Espagne, Navarre et Rioja – L’empire et le goudron
L’Espagne et moi, on s’est tout de suite bien entendu, malgré son relief exigeant au sortir des Pyrénées, et 4 jours d’un brouillard rétrécissant les panoramas de façon comique sans que le soleil ne perce une seule fois.
Peut-être était-ce dû à un début en Communauté autonome de Navarre, pays dont je connaissais bien peu. J’avais en tête le refrain martelé à l’école du titre de « Roi de France et de Navarre », modulé au gré des arrangements de puissants, d’un commerce de jeunes personnes – enfants destinés à la souveraineté, bambins au sang bleu échangés au berceau, alliances dynastiques brassant hématies et idiomes, continuant la lente irrigation, le lent métissage de l’Europe selon les stratégies géo-politiques et religieuses en vigueur. La sublime cinématographie de la Reine Margot par Patrice Chéreau, et le rôle d’endeuillé huguenot au coeur de la tourmente du futur Henri IV. D’effarants cols fraisiers bientôt tout tachés, des giclées d’hémoglobines empourprant l’habit noir et blanc du protestant-Auteuil évoquant la chatoyante province et ses merveilles, qui cherchait à y attirer la Marguerite-Adjani. Ma Navarre était étrange et n’était située nulle part, elle avait l’apparence d’une stricte chemise et l’allure d’une camaraderie, elle abritait le faste d’une province qui pouvait livrer un marmot en guise de royale monnaie d’échange aux Capétiens mais paraissait aussi rustre et austère, la promesse d’une vie douce et ensoleillée, le mystère d’une terre dont on s’arrache, qu’un personnage suspendu avant l’embardée de son destin historique regrette sans qu’on la voit jamais. D’ailleurs, elle se montra peu, parée d’un humide et nébuleux costume.

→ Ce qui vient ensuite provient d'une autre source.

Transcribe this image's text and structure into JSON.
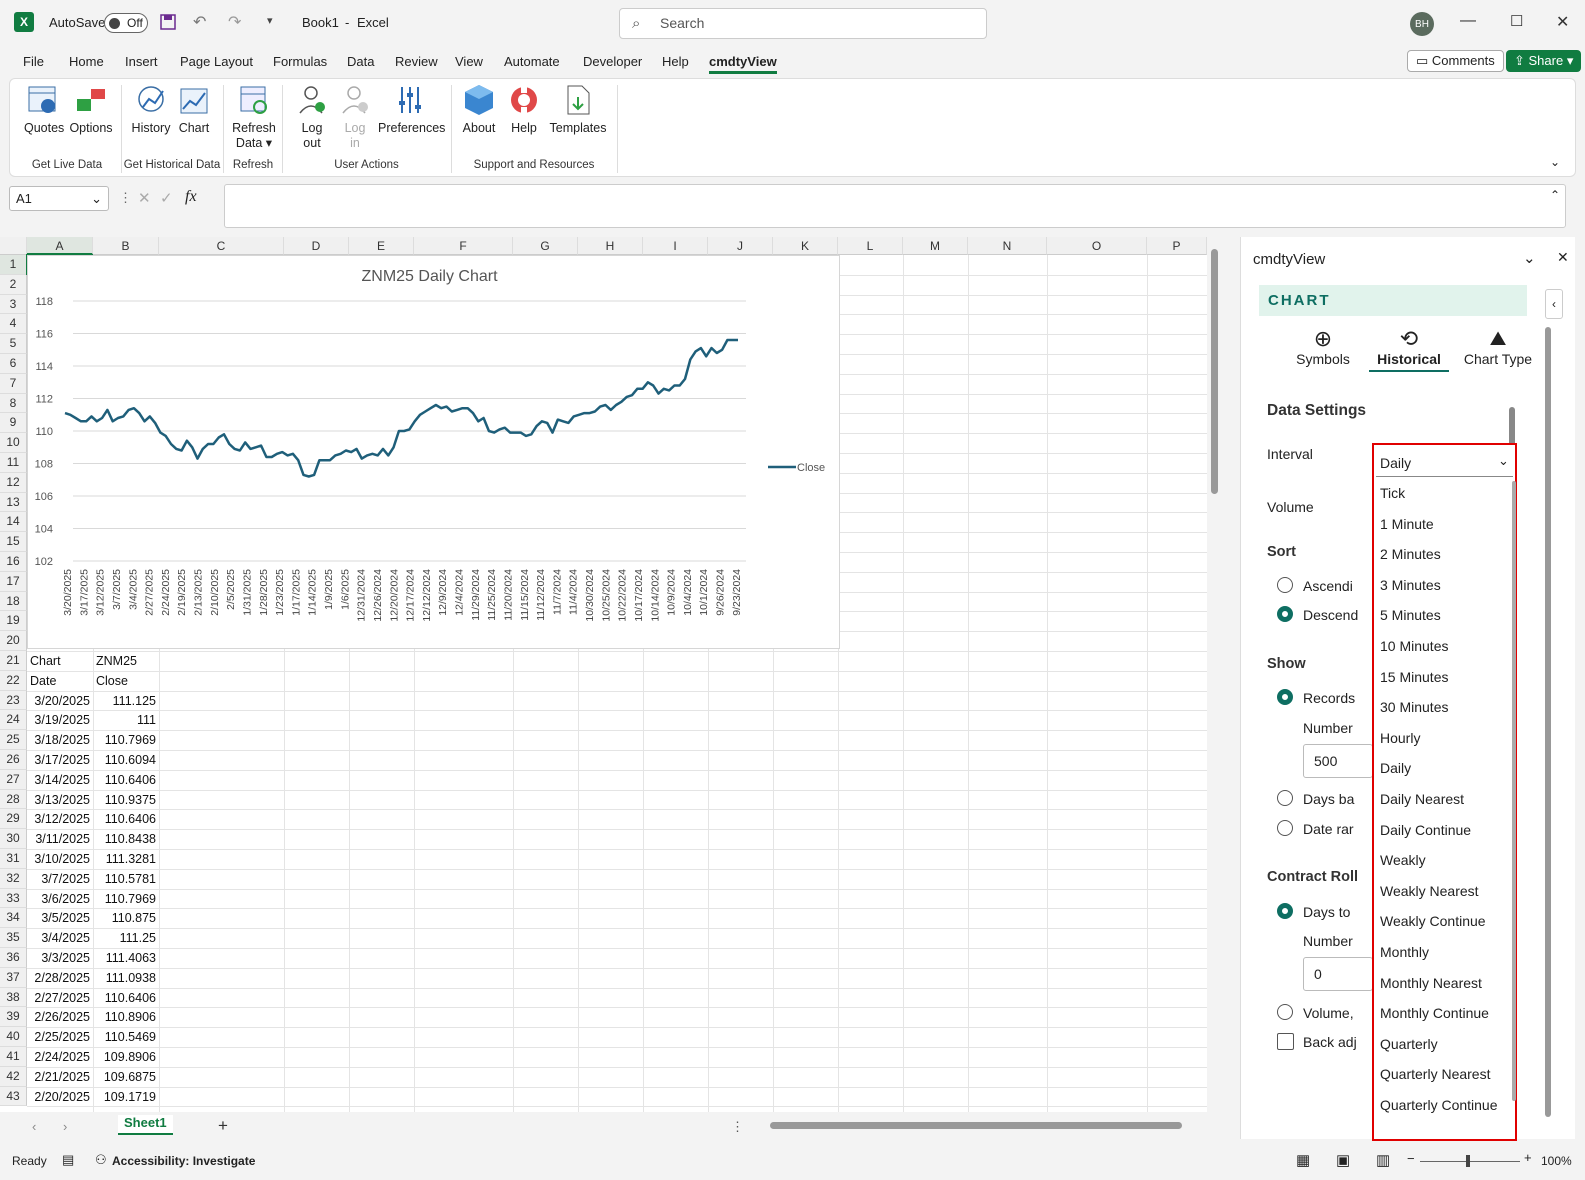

Peut-être fut-ce dû aussi à ma découverte immédiate des Polvorones, douceurs sablées de Noël, d’amandes et de cannelle, nées en Andalousie, ou bien aux petits villages intacts qui fleurissent au sommet des collines – ce qui en fait beaucoup, avec leurs églises trapues et leurs pierres dorées ; à une rusticité durable de tradition coopérative et artisanale, aujourd’hui enrichie de tourisme, qui semble échapper à la pauvreté de terres qu’a fui le capital et les forces vives une fois épuisées leurs ressources, telles que j’en ai foulées plus loin ; à l’esprit d’indépendance qui règne là et à l’idée d’une tradition forale (fors, fueros) basque quelque peu « libertaire » ; à ce sol caillouteux qui ne se laisse pas piquer de tente facilement et qui, en entrant en La Rioja, est devenu rouge, argileux, viticole, mon seul indice dans les nuages permanents d’un changement géologique qui ne se dévoila dans toute son ampleur que vers 16h, un 14 décembre quand fut atteinte Najera, puis Santo Domingo de la Calzada et qu’apparu un moment le soleil.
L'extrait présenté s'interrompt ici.